Birth of child has Paine in doubt for pre-tour cricket camp

The impending birth of his second child means Australian captain Tim Paine could miss the Test squad's pre-season camp in Brisbane this month but he remains confident of leading the side against Pakistan in the United Arab Emirates.

Tasmanian-based Paine and wife Bonnie are expecting their second child, a boy, joining 16-month-old Mila, within the next 10 days. Paine's focus is on ensuring his family is settled at home before he leaves.


The new-look Australian side will gather in Brisbane midway through this month before leaving for the UAE on September 19, where they will have two Tests against Pakistan, the first beginning October 7 in Dubai.

Paine told Fairfax Media on Monday it was touch-and-go as to whether he would appear at the camp.

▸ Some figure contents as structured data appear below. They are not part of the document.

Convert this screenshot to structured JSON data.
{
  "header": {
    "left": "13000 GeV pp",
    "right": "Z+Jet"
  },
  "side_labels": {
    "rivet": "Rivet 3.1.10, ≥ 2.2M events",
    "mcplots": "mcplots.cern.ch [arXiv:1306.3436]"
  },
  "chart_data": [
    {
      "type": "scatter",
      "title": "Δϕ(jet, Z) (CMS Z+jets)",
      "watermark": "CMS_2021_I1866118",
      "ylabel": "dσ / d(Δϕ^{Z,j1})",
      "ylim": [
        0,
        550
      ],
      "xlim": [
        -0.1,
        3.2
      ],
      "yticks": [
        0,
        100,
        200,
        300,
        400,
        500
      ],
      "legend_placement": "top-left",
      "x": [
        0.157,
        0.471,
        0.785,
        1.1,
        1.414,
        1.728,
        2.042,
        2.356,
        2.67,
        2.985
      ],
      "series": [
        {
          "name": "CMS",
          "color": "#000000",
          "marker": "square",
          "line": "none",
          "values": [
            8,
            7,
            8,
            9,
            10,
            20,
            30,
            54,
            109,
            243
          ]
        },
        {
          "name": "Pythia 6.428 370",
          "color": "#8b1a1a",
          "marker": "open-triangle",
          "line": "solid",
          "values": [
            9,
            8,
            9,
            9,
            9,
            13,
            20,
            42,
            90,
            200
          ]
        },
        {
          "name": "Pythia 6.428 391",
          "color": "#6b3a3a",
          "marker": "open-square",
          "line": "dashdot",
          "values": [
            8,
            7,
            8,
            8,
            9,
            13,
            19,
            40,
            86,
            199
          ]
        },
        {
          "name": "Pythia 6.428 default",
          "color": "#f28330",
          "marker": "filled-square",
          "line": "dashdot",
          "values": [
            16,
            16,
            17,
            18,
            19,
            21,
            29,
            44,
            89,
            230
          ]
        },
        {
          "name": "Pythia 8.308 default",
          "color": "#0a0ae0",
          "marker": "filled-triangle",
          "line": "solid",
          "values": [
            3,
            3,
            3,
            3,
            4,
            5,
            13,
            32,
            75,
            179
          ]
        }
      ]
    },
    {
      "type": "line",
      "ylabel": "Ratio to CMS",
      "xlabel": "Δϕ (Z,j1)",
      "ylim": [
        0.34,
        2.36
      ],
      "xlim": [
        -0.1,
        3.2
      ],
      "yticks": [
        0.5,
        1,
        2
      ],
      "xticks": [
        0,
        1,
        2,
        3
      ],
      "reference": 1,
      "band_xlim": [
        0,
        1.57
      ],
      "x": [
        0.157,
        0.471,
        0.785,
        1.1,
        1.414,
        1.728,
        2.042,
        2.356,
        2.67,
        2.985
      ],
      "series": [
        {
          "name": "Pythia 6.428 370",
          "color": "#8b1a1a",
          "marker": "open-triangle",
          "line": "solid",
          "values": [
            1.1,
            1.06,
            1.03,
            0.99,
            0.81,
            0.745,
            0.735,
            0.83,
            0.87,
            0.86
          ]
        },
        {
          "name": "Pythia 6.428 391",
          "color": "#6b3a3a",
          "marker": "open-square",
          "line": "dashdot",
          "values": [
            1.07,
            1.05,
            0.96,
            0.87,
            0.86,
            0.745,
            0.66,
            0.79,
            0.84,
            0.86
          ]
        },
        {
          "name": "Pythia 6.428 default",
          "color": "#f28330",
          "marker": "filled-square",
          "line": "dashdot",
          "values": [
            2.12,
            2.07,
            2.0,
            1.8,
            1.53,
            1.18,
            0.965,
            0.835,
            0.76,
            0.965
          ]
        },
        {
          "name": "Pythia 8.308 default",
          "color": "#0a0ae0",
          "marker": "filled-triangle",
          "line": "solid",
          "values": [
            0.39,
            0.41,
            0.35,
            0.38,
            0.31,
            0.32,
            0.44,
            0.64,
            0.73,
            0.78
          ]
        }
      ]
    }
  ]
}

"The plan is for me to stay home, get them home and settled in and then I'll leave from here," he said.

"I should be okay. We are hoping in the next 10 days we will probably have him (baby boy). That will give me a week at home before I head off after that."

If Paine, battling the flu, does not make the camp, he is likely to join the team in transit through Sydney.

Paine recently returned from a leadership learning trip to the United States.

Paine recently returned from a leadership learning trip to the United States.

He has recently returned from a four-day leadership tour of the United States, having joined coach Justin Langer, team performance boss Pat Howard and Cricket Australia chief executive James Sutherland.

Paine spent time at the Dallas Cowboys and Chicago Cubs, the latter involving a full game-day with the team at Wrigley Field. He was particularly impressed with how batters prepared pre-game, in that they were meticulous in their warm-up regime.

"It was similar (to cricket) but they had all the batters come in and hit balls at certain times. It was probably the level of detail they go to. The batters, and I do this myself, will go and have a hit and just feel good in that morning period before the game where they had a lot of guys who went through really specific drills that they had to complete," he said.

Paine was also able to pick the mind of Cameron McCormick, the coach who has helped golfer Jordan Spieth become one of the best in the world.

"It opened my mind to what's possible with batting coaching in particular in our sport," he said.

"The one thing that I liked that he spoke a lot about was skill rather than technique. I think in cricket we get so worried about technique and how something looks – he was all about the skill itself."

Paine took charge of the Test side in South Africa, when Steve Smith and David Warner lost their leadership positions in wake of the Cape Town ball-tampering saga.

The repercussions continue to be felt, with two separate reviews – one into the culture of CA by The Ethics Centre, and another into the team by former Test batsman Rick McCosker – to be finalised soon.

Paine has worked assiduously already to usher in cultural reform with Langer but their hopes of a series win in the spin-friendly UAE will also be impacted by Cameron Bancroft's suspension, also for the ball-tampering scandal, and injuries to fast bowlers Josh Hazlewood and Pat Cummins.

"It will be great to be back out playing. It's going to be a huge challenge – we haven't had a lot of success playing in the sub-continent. It's not something we are worried about. It's a huge opportunity and great place to start if we can go over there and play well and win a series," he said.

The national selectors will also need to confirm a vice-captain for the tour. Allrounder Mitch Marsh, leading Australia A on a tour of India, is firmly in the running, with Paine declaring he had strong credentials.